Paul Beaver (1926 – January 16, 1975) was a jazz musician and a pioneer in popular electronic music, using the Moog synthesizer.

Beaver was the electronic half of a 1965 experimental free-form album for Dunhill Records with studio drummer Hal Blaine called "Psychedelic Percussion". (Blaine played drums on most of The Mamas and Papas albums, who also recorded for Dunhill Records, and many other pop-rock studio productions of the 1960s.) Beaver also played the Moog on "Star Collector", the final song on The Monkees' fourth album for Colgems Records, Pisces, Aquarius, Capricorn & Jones Ltd.; "Natural Harmony," "Goin' Back," and "Space Odyssey," on The Byrds' fifth album, "Notorious Byrd Brothers;" and was the Moog performer for The Zodiac: Cosmic Sounds project for Elektra Records in 1966.

Later in 1966, Beaver joined with fellow synthesist Bernie Krause to form Beaver & Krause, one of the first groups to record pop-commercial electronic music, which later became known as electronica. Their double album (2 LPs) The Nonesuch Guide to Electronic Music was a landmark work, introducing the public to the specific individual sounds that the Moog could make in great detail.
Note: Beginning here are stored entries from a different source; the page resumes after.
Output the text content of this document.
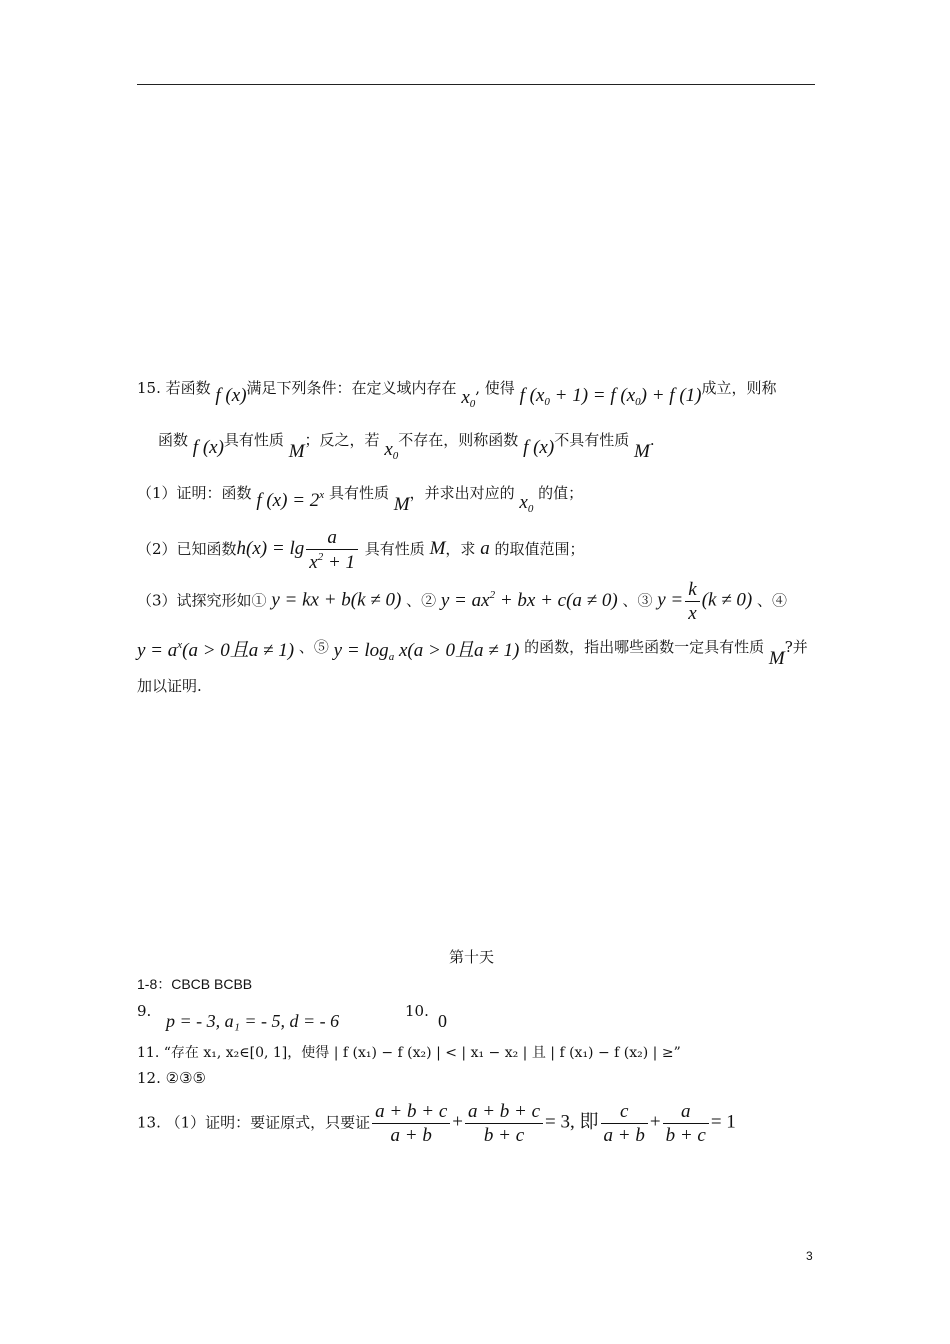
15. 若函数 f (x)满足下列条件：在定义域内存在 $x_0$, 使得 f $(x_0 + 1) = f$ $(x_0) + f$ (1)成立，则称
函数 f (x)具有性质 M；反之，若 $x_0$不存在，则称函数 f (x)不具有性质 M.
（1）证明：函数 f $(x) = 2^x$ 具有性质 M，并求出对应的 $x_0$ 的值；
（2）已知函数$h(x) = \lg \frac{a}{x^2 + 1}$ 具有性质 M，求 a 的取值范围；
（3）试探究形如① y = kx + b(k ≠ 0) 、② $y = ax^2$ + bx + c(a ≠ 0) 、③ $y = \frac{k}{x} (k \ne 0)$ 、④
$y = a^x(a > 0$且a ≠ 1) 、⑤ $y = \log_a x(a > 0$且a ≠ 1) 的函数，指出哪些函数一定具有性质 M?并
加以证明.
第十天
1-8：CBCB BCBB
9. p = - 3, a₁ = - 5, d = - 6	10. 0
11. “存在 x₁, x₂∈[0, 1]，使得 | f (x₁) − f (x₂) | < | x₁ − x₂ | 且 | f (x₁) − f (x₂) | ≥”
12. ②③⑤
13. （1）证明：要证原式，只要证 $\frac{a + b + c}{a + b} + \frac{a + b + c}{b + c} = 3$, 即 $\frac{c}{a + b} + \frac{a}{b + c} = 1$
3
Paul was also a friend and associate of Sir George Martin, and he aided in the production of The Beatles' Magical Mystery Tour album, supplying the first-generation Hammond B3 organ which provided the strange sound effect at the end of "Blue Jay Way" (accomplished by switching the motorized 'tone wheel' off and on). Subsequently he played the Moog on "Because", "Here Comes the Sun" and "Maxwell's Silver Hammer" on the Abbey Road album. During this time he and musician-engineer Phil Davis[disambiguation needed] built a custom polyphonic Moog modular synthesizer, based upon the Moog Apollo prototype, for Keith Emerson of Emerson, Lake, and Palmer that was one of the very first electronic instruments to have programmable preset sounds, controlled by an auxiliary 8-bit computer which used a TV monitor. Additionally Paul along with associates Phil Davis and Dan Wyman worked alongside composer Alexander Courage, composing and performing incidental ambient music ("The Cage" and others) and creating several memorable sound effects for the original Star Trek television series.
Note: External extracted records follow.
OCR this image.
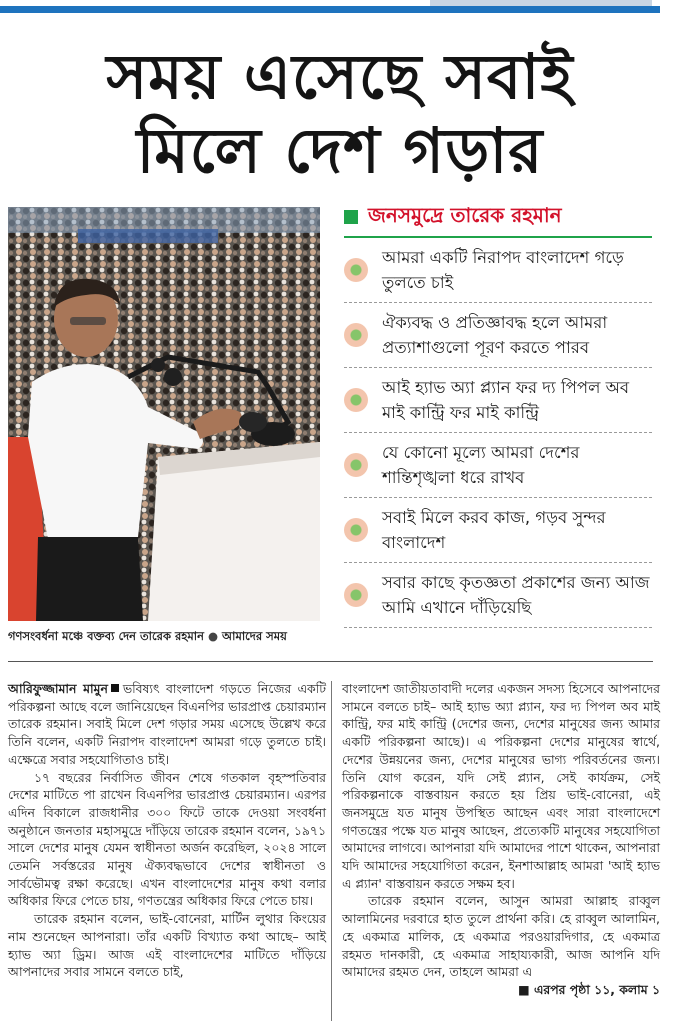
সময় এসেছে সবাই
মিলে দেশ গড়ার
গণসংবর্ধনা মঞ্চে বক্তব্য দেন তারেক রহমান ● আমাদের সময়
জনসমুদ্রে তারেক রহমান
আমরা একটি নিরাপদ বাংলাদেশ গড়ে তুলতে চাই
ঐক্যবদ্ধ ও প্রতিজ্ঞাবদ্ধ হলে আমরা প্রত্যাশাগুলো পূরণ করতে পারব
আই হ্যাভ অ্যা প্ল্যান ফর দ্য পিপল অব মাই কান্ট্রি ফর মাই কান্ট্রি
যে কোনো মূল্যে আমরা দেশের শান্তিশৃঙ্খলা ধরে রাখব
সবাই মিলে করব কাজ, গড়ব সুন্দর বাংলাদেশ
সবার কাছে কৃতজ্ঞতা প্রকাশের জন্য আজ আমি এখানে দাঁড়িয়েছি

আরিফুজ্জামান মামুন ভবিষ্যৎ বাংলাদেশ গড়তে নিজের একটি পরিকল্পনা আছে বলে জানিয়েছেন বিএনপির ভারপ্রাপ্ত চেয়ারম্যান তারেক রহমান। সবাই মিলে দেশ গড়ার সময় এসেছে উল্লেখ করে তিনি বলেন, একটি নিরাপদ বাংলাদেশ আমরা গড়ে তুলতে চাই। এক্ষেত্রে সবার সহযোগিতাও চাই।

১৭ বছরের নির্বাসিত জীবন শেষে গতকাল বৃহস্পতিবার দেশের মাটিতে পা রাখেন বিএনপির ভারপ্রাপ্ত চেয়ারম্যান। এরপর এদিন বিকালে রাজধানীর ৩০০ ফিটে তাকে দেওয়া সংবর্ধনা অনুষ্ঠানে জনতার মহাসমুদ্রে দাঁড়িয়ে তারেক রহমান বলেন, ১৯৭১ সালে দেশের মানুষ যেমন স্বাধীনতা অর্জন করেছিল, ২০২৪ সালে তেমনি সর্বস্তরের মানুষ ঐক্যবদ্ধভাবে দেশের স্বাধীনতা ও সার্বভৌমত্ব রক্ষা করেছে। এখন বাংলাদেশের মানুষ কথা বলার অধিকার ফিরে পেতে চায়, গণতন্ত্রের অধিকার ফিরে পেতে চায়।

তারেক রহমান বলেন, ভাই-বোনেরা, মার্টিন লুথার কিংয়ের নাম শুনেছেন আপনারা। তাঁর একটি বিখ্যাত কথা আছে– আই হ্যাভ অ্যা ড্রিম। আজ এই বাংলাদেশের মাটিতে দাঁড়িয়ে আপনাদের সবার সামনে বলতে চাই,

বাংলাদেশ জাতীয়তাবাদী দলের একজন সদস্য হিসেবে আপনাদের সামনে বলতে চাই– আই হ্যাভ অ্যা প্ল্যান, ফর দ্য পিপল অব মাই কান্ট্রি, ফর মাই কান্ট্রি (দেশের জন্য, দেশের মানুষের জন্য আমার একটি পরিকল্পনা আছে)। এ পরিকল্পনা দেশের মানুষের স্বার্থে, দেশের উন্নয়নের জন্য, দেশের মানুষের ভাগ্য পরিবর্তনের জন্য। তিনি যোগ করেন, যদি সেই প্ল্যান, সেই কার্যক্রম, সেই পরিকল্পনাকে বাস্তবায়ন করতে হয় প্রিয় ভাই-বোনেরা, এই জনসমুদ্রে যত মানুষ উপস্থিত আছেন এবং সারা বাংলাদেশে গণতন্ত্রের পক্ষে যত মানুষ আছেন, প্রত্যেকটি মানুষের সহযোগিতা আমাদের লাগবে। আপনারা যদি আমাদের পাশে থাকেন, আপনারা যদি আমাদের সহযোগিতা করেন, ইনশাআল্লাহ আমরা 'আই হ্যাভ এ প্ল্যান' বাস্তবায়ন করতে সক্ষম হব।

তারেক রহমান বলেন, আসুন আমরা আল্লাহ রাব্বুল আলামিনের দরবারে হাত তুলে প্রার্থনা করি। হে রাব্বুল আলামিন, হে একমাত্র মালিক, হে একমাত্র পরওয়ারদিগার, হে একমাত্র রহমত দানকারী, হে একমাত্র সাহায্যকারী, আজ আপনি যদি আমাদের রহমত দেন, তাহলে আমরা এ
■ এরপর পৃষ্ঠা ১১, কলাম ১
Beaver & Krause continued releasing electronic albums, first for Mercury Records' spin-off label, Limelight, with their album Ragnarok (1968), then three albums for Warner Bros. Records, In a Wild Sanctuary (1970), Gandharva (1971), and All Good Men (1972). Combining the Moog with acoustic instruments, these albums were effectively the beginning of the "New Age" musical movement.
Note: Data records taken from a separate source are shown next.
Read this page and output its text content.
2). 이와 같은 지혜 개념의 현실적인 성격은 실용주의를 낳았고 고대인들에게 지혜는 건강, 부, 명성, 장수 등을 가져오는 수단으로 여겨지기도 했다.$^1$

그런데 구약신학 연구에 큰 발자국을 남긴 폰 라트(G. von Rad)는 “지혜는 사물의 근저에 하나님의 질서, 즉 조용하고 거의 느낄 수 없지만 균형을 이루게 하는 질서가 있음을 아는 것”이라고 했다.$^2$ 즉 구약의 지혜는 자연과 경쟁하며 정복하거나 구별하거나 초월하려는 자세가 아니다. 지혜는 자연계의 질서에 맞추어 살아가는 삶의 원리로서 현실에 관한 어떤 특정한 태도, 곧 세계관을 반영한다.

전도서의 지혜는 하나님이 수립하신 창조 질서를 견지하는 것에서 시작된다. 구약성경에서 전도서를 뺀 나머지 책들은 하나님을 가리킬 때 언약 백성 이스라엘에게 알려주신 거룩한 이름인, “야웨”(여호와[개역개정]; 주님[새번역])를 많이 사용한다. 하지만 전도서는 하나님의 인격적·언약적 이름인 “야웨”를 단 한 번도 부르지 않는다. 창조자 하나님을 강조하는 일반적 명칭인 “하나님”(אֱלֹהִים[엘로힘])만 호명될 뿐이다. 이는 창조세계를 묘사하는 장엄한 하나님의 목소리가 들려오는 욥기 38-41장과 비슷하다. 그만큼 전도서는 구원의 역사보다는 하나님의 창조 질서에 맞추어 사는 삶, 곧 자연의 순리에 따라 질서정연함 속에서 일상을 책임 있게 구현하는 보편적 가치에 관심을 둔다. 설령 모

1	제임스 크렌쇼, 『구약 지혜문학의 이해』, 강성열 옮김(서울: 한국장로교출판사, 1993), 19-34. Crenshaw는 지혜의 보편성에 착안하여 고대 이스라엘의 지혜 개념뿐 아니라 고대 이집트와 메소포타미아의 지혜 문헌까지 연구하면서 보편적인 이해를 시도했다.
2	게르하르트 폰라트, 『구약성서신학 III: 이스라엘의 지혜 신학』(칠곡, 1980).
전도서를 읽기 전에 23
The ending of the track, "Spaced" from the Wild Sanctuary album, which features two synthesizers simultaneously gliding up and down to merge into a final single chord, was later re-performed to become the musical soundtrack for the original THX logo used in movie theaters.

With Ruth White, Beaver established the Electronic Music Association in the 1970s. Beaver's health began to deteriorate in 1973, and he died in 1975 at the age of 49.